National University of Defense Technology
Field fund of equipment development department
Aiming at the problem that the single type of intercepting equipment of the current anti-drone system can not effectively suppress the drone, a new compound anti-drone method is constructed by using multiple types of intercepting equipment and adopting the principle of minimum distance shooting to break through the task assignment problem of multiple types of intercepting equipment. Aiming at the problem of slow solution speed of traditional multi-objective optimization algorithm, difficult to adjust the parameters of intelligent algorithm and unable to effectively balance the global search and local optimization, this paper proposes a task assignment model of multi-type interception equipment compound anti-drone based on deep Q network (DQN). In order to improve the convergence speed and learning efficiency of the algorithm, this method does not use the state of the next time to predict the Q value, but uses the state of the current time to predict the Q value, while eliminating the influence of over estimation of Q value in the training process.
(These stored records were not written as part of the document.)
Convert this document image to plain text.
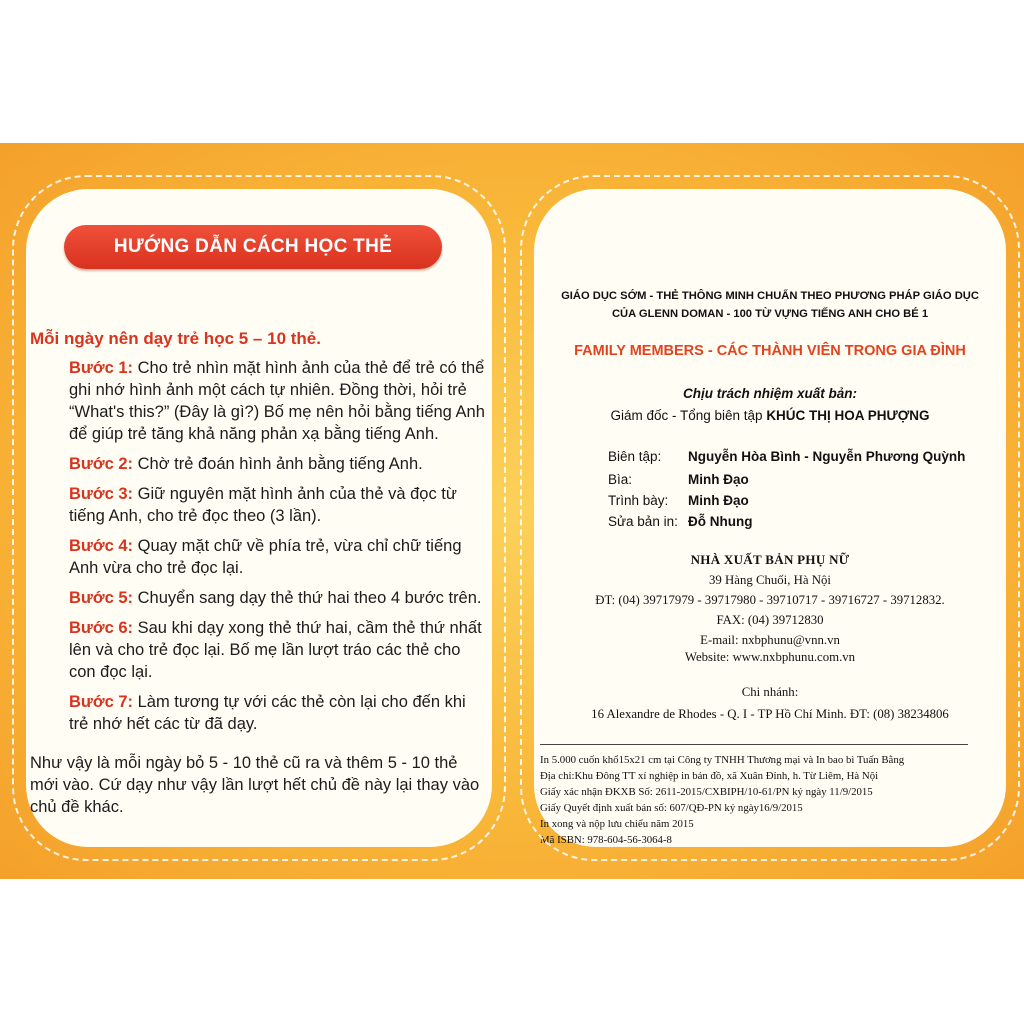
HƯỚNG DẪN CÁCH HỌC THẺ
Mỗi ngày nên dạy trẻ học 5 – 10 thẻ.
Bước 1: Cho trẻ nhìn mặt hình ảnh của thẻ để trẻ có thể ghi nhớ hình ảnh một cách tự nhiên. Đồng thời, hỏi trẻ “What's this?” (Đây là gì?) Bố mẹ nên hỏi bằng tiếng Anh để giúp trẻ tăng khả năng phản xạ bằng tiếng Anh.
Bước 2: Chờ trẻ đoán hình ảnh bằng tiếng Anh.
Bước 3: Giữ nguyên mặt hình ảnh của thẻ và đọc từ tiếng Anh, cho trẻ đọc theo (3 lần).
Bước 4: Quay mặt chữ về phía trẻ, vừa chỉ chữ tiếng Anh vừa cho trẻ đọc lại.
Bước 5: Chuyển sang dạy thẻ thứ hai theo 4 bước trên.
Bước 6: Sau khi dạy xong thẻ thứ hai, cầm thẻ thứ nhất lên và cho trẻ đọc lại. Bố mẹ lần lượt tráo các thẻ cho con đọc lại.
Bước 7: Làm tương tự với các thẻ còn lại cho đến khi trẻ nhớ hết các từ đã dạy.
Như vậy là mỗi ngày bỏ 5 - 10 thẻ cũ ra và thêm 5 - 10 thẻ mới vào. Cứ dạy như vậy lần lượt hết chủ đề này lại thay vào chủ đề khác.
GIÁO DỤC SỚM - THẺ THÔNG MINH CHUẨN THEO PHƯƠNG PHÁP GIÁO DỤC
CỦA GLENN DOMAN - 100 TỪ VỰNG TIẾNG ANH CHO BÉ 1
FAMILY MEMBERS - CÁC THÀNH VIÊN TRONG GIA ĐÌNH
Chịu trách nhiệm xuất bản:
Giám đốc - Tổng biên tập KHÚC THỊ HOA PHƯỢNG
Biên tập: Nguyễn Hòa Bình - Nguyễn Phương Quỳnh
Bìa:	Minh Đạo
Trình bày: Minh Đạo
Sửa bản in: Đỗ Nhung
NHÀ XUẤT BẢN PHỤ NỮ
39 Hàng Chuối, Hà Nội
ĐT: (04) 39717979 - 39717980 - 39710717 - 39716727 - 39712832.
FAX: (04) 39712830
E-mail: nxbphunu@vnn.vn
Website: www.nxbphunu.com.vn
Chi nhánh:
16 Alexandre de Rhodes - Q. I - TP Hồ Chí Minh. ĐT: (08) 38234806
In 5.000 cuốn khổ15x21 cm tại Công ty TNHH Thương mại và In bao bì Tuấn Bằng
Địa chỉ:Khu Đông TT xí nghiệp in bản đồ, xã Xuân Đỉnh, h. Từ Liêm, Hà Nội
Giấy xác nhận ĐKXB Số: 2611-2015/CXBIPH/10-61/PN ký ngày 11/9/2015
Giấy Quyết định xuất bản số: 607/QĐ-PN ký ngày16/9/2015
In xong và nộp lưu chiểu năm 2015
Mã ISBN: 978-604-56-3064-8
In the model training process, the corresponding agents are trained for each interception device in a one-to-one interception mode. In actual use, the agents that meet the interception conditions are autonomously intercepted according to the minimum distance shooting principle. The simulation environment of task assignment of anti-drone system is constructed by taking the open area around a domestic airport runway as the protection object. The simulation results verify the effectiveness of this method. At the same time, compared with the DQN and Double DQN methods, the improved DQN algorithm training agent performance is more accurate, and the convergence of the algorithm and the performance of the solution are more excellent. The method in this paper provides new ideas for the anti-drones problem.